A United Nations team will visit flood-hit areas of North Korea to consider possible aid, a UN official said Tuesday after Pyongyang reported scores dead and tens of thousands homeless.
The country’s official news agency published photographs which appeared to show large swathes of submerged land, and people wading through thigh-high water or taking refuge on rooftops.
UN officials already based in the North would visit the two worst-affected counties “to see what help if any the UN country team can provide”, said UNICEF’s Bangkok-based regional spokesman Christoper de Bono by email.
The flooding represents a challenge for Kim Jong-Un, new leader of a country which has grappled with severe food shortages since a famine in the 1990s killed hundreds of thousands.
Following a visit to the country, UN agencies estimated last November that three million people would need food aid this year.
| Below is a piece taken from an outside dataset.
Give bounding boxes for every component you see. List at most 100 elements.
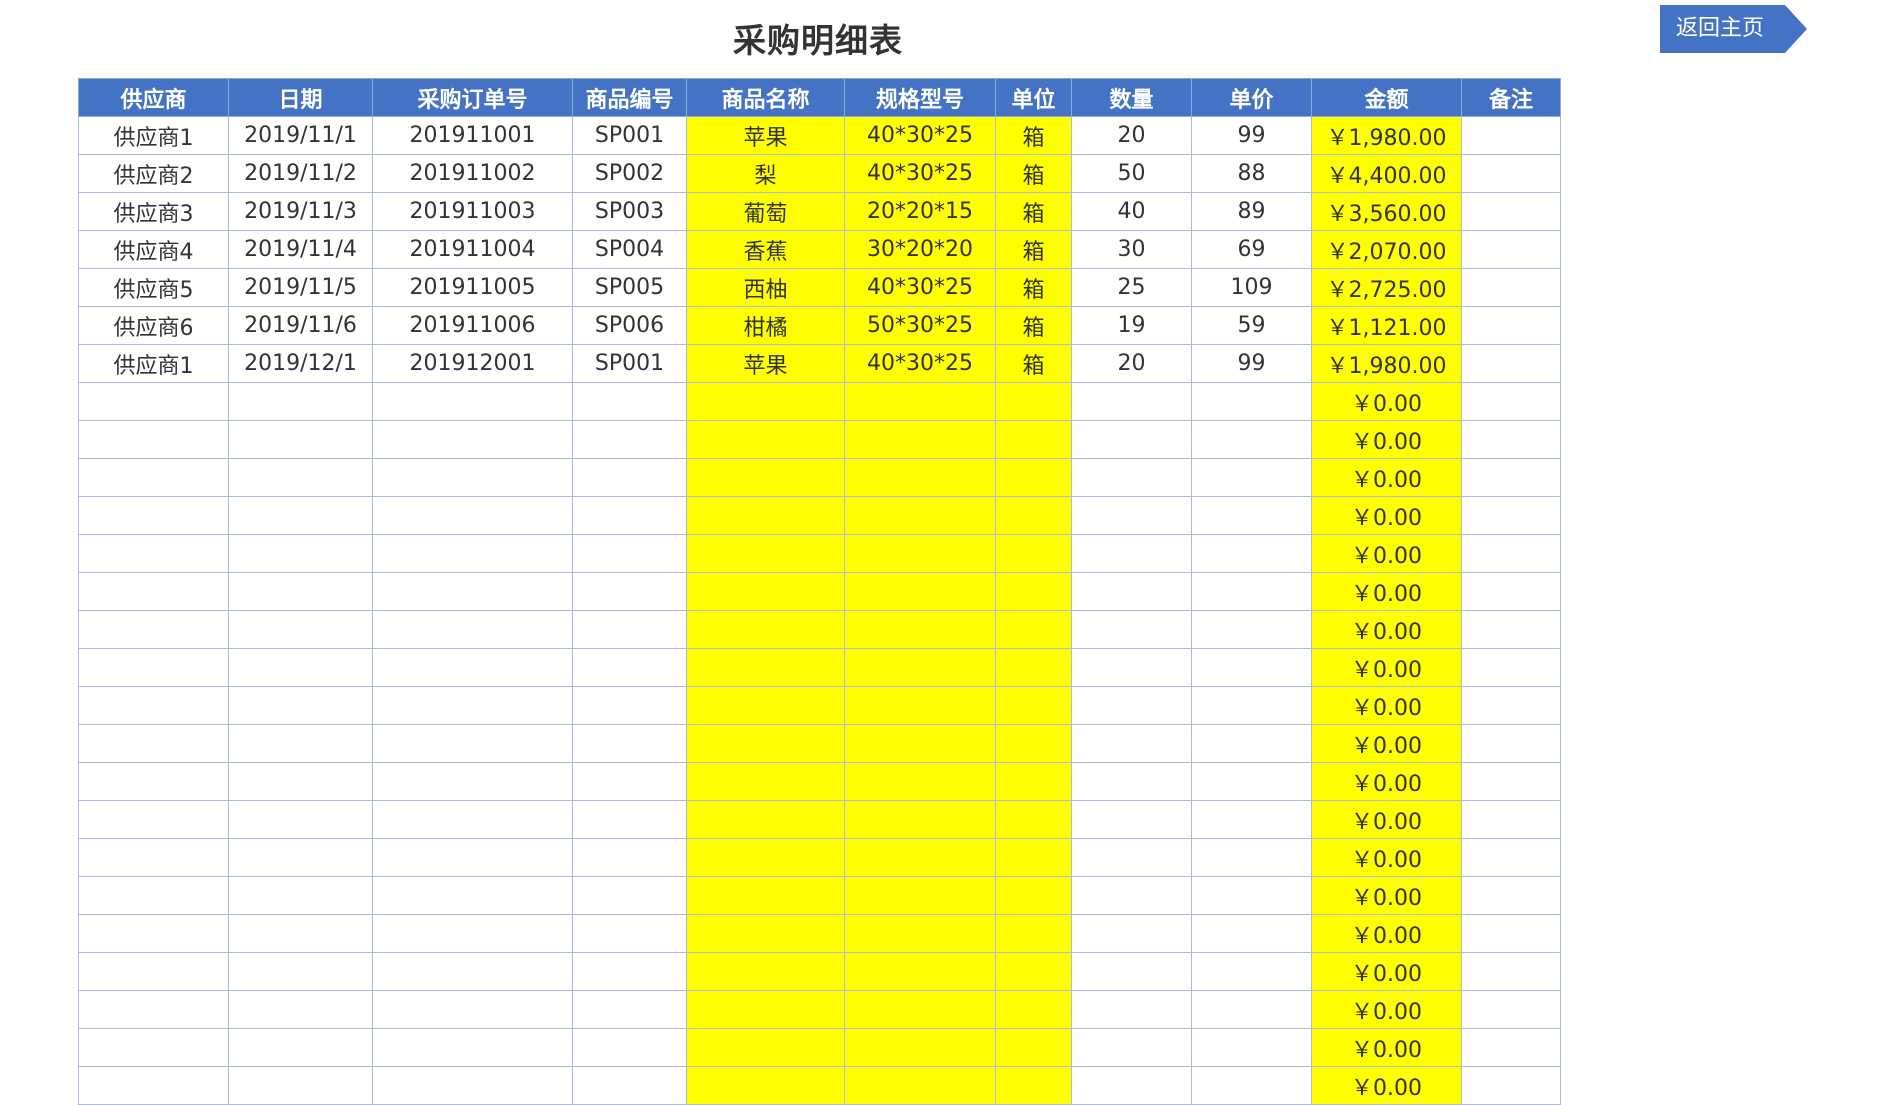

Widespread deforestation, to collect firewood or clear land for agriculture, has made the impoverished nation increasingly prone to serious flooding which disrupts agriculture.
On Saturday the official news agency said a week-long flood earlier in July had left 88 dead, injured 134, and made almost 63,000 people homeless.
More than 30,000 hectares (74,000 acres) of crops were washed away or submerged, with roads and factories destroyed, it said.
On Sunday state media reported strong winds and heavy rain were battering parts of the country, including the capital Pyongyang. The official news agency predicted that “most regions will face huge damage”.
The United States reached a deal in February this year to offer the North 240,000 tonnes of food in return for a freeze on nuclear and missile tests.
But the plan was scrapped after Pyongyang’s failed rocket launch in April, seen by the US and its allies as an attempted ballistic missile test.